Wget works by beginning at the homepage and trawling straight through the site getting a copy of every html or image file that it can find a link to, that is part of the website it started at.

We often use wget to completely mirror remote sites, when a new buyer comes over to us from other web hosting provider, we often copy the site for them using wget. To use it on our server, log in using ssh. From the command prompt, run wget with the url of the file you want to download. This will download the file directly to our server. As as hosting provider we have to control very fast internet connections, and so using wget directly from our servers is much faster than downloading it to your local engine and then re-uploading the files to our servers.

Another base use is, as I said, to mirror an entire site. Let's assume you are interesting the Anchor website from website hosting business A to hosting business B. You have your new account setup, and you have logged in via ssh to B's server. Now to mirror your site, run wget -r http://www.anchor.com.au and wget will recursively download your website to the new account.

Now you should have a perfect copy of your website, but be warned, wget does not read javascript, so all those fancy rollover effects will not work unless you copy the accurate files manually.

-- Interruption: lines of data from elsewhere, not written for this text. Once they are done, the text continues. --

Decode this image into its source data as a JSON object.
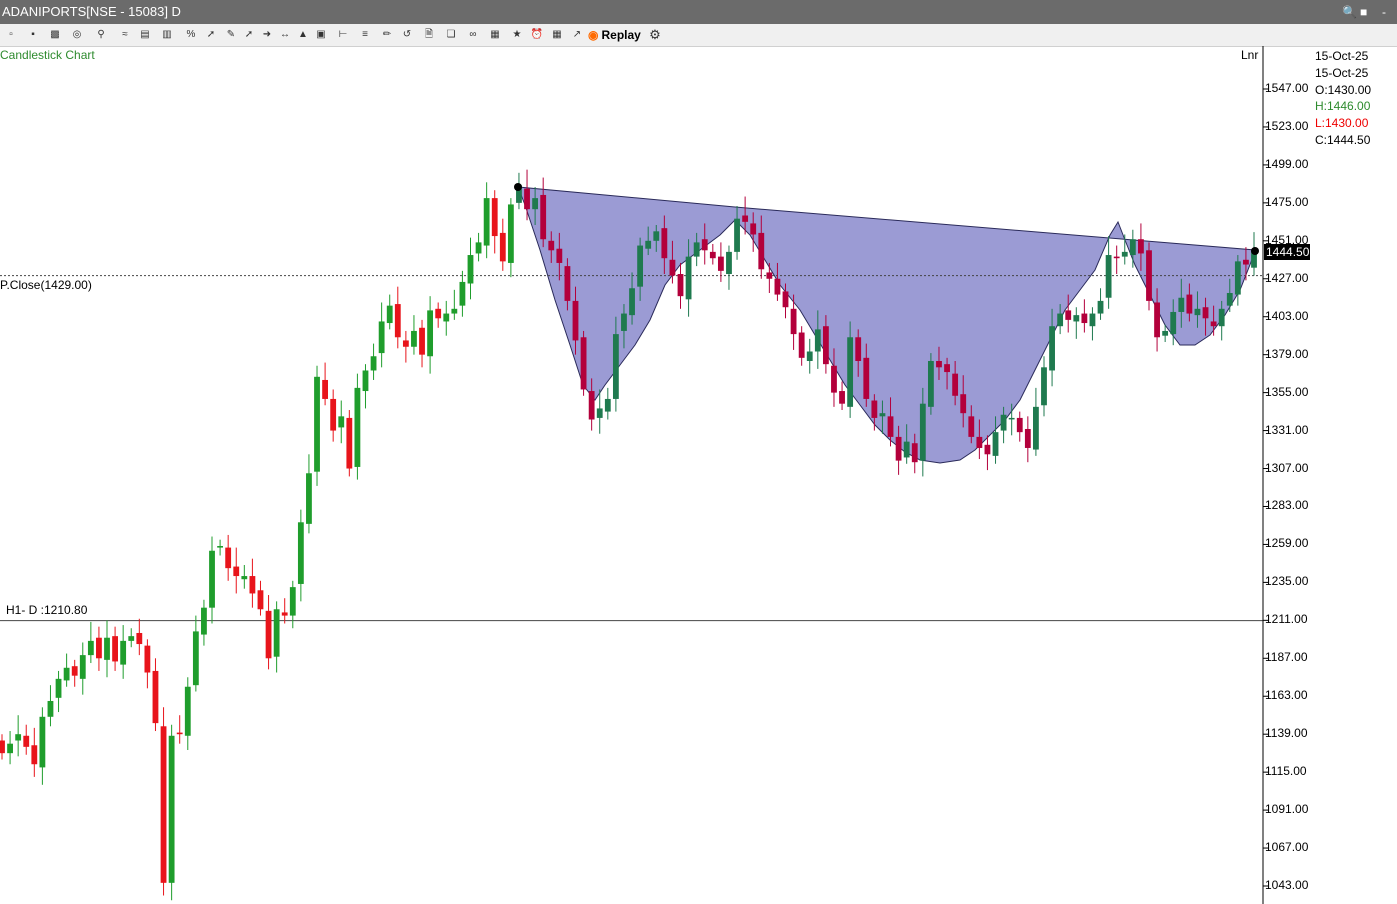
{
  "window": {
    "title": "ADANIPORTS[NSE - 15083] D",
    "controls": [
      "-"
    ]
  },
  "toolbar": {
    "replay_label": "Replay"
  },
  "chart": {
    "title": "Candlestick Chart",
    "scale_mode": "Lnr",
    "info": {
      "date1": "15-Oct-25",
      "date2": "15-Oct-25",
      "open": "O:1430.00",
      "high": "H:1446.00",
      "low": "L:1430.00",
      "close": "C:1444.50"
    },
    "prev_close_label": "P.Close(1429.00)",
    "h1_label": "H1- D :1210.80",
    "last_price_label": "1444.50",
    "colors": {
      "up": "#1f9d2c",
      "down": "#e8141b",
      "down_in_pattern": "#b3003b",
      "up_in_pattern": "#1f7a4f",
      "pattern_fill": "#9b9bd4",
      "axis": "#000000"
    }
  },
  "chart_data": {
    "type": "candlestick",
    "y_ticks": [
      1547,
      1523,
      1499,
      1475,
      1451,
      1427,
      1403,
      1379,
      1355,
      1331,
      1307,
      1283,
      1259,
      1235,
      1211,
      1187,
      1163,
      1139,
      1115,
      1091,
      1067,
      1043
    ],
    "y_tick_labels": [
      "1547.00",
      "1523.00",
      "1499.00",
      "1475.00",
      "1451.00",
      "1427.00",
      "1403.00",
      "1379.00",
      "1355.00",
      "1331.00",
      "1307.00",
      "1283.00",
      "1259.00",
      "1235.00",
      "1211.00",
      "1187.00",
      "1163.00",
      "1139.00",
      "1115.00",
      "1091.00",
      "1067.00",
      "1043.00"
    ],
    "ylim": [
      1027,
      1572
    ],
    "reference_lines": {
      "prev_close": 1429.0,
      "h1": 1210.8
    },
    "last_close": 1444.5,
    "closes": [
      1127,
      1133,
      1139,
      1131,
      1120,
      1150,
      1160,
      1174,
      1181,
      1176,
      1189,
      1198,
      1187,
      1200,
      1185,
      1198,
      1201,
      1196,
      1178,
      1146,
      1045,
      1138,
      1139,
      1169,
      1204,
      1219,
      1255,
      1258,
      1244,
      1239,
      1239,
      1228,
      1218,
      1187,
      1218,
      1214,
      1232,
      1273,
      1304,
      1365,
      1351,
      1331,
      1340,
      1307,
      1358,
      1369,
      1378,
      1400,
      1410,
      1390,
      1384,
      1394,
      1379,
      1407,
      1402,
      1405,
      1408,
      1425,
      1442,
      1450,
      1478,
      1454,
      1438,
      1474,
      1486,
      1471,
      1478,
      1452,
      1445,
      1437,
      1413,
      1388,
      1357,
      1338,
      1345,
      1351,
      1392,
      1405,
      1421,
      1448,
      1451,
      1457,
      1440,
      1429,
      1416,
      1441,
      1450,
      1445,
      1440,
      1432,
      1444,
      1465,
      1463,
      1455,
      1433,
      1427,
      1417,
      1409,
      1392,
      1377,
      1381,
      1395,
      1373,
      1355,
      1348,
      1390,
      1375,
      1351,
      1339,
      1342,
      1327,
      1312,
      1324,
      1311,
      1348,
      1375,
      1371,
      1368,
      1353,
      1342,
      1327,
      1320,
      1316,
      1330,
      1341,
      1339,
      1330,
      1320,
      1346,
      1371,
      1397,
      1405,
      1401,
      1404,
      1399,
      1405,
      1413,
      1442,
      1440,
      1444,
      1452,
      1443,
      1413,
      1390,
      1394,
      1406,
      1415,
      1405,
      1408,
      1402,
      1397,
      1408,
      1418,
      1438,
      1436,
      1444.5
    ]
  }
}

By default wget will create a directory named after the site it is downloading, you probably want to put the files in the directory you are in at the moment, so just add -nd to the command. This tells wget not to create directories except when needed for your website.

The final command should look something like this

wget -rnp -nd http://www.anchor.com.au

Another word of warning is in relation to websites which are produced by programming languages. Wget is unmistakably only beneficial for mirroring sites in a specific set of circumstances. If the website has been constructed using asp, php, perl, java etc, wget will only download the html files that these programs render rather than the customary source files. This is prominent to take note of since these programming languages may be performing taskssuch as changing the article of the page based on the user, interacting with a database to get statistics, or accept orders.

Once you've used wget to make a copy of your website, it's prominent that you test the files in the new location to ensure it is behaving in the same way that the customary site did.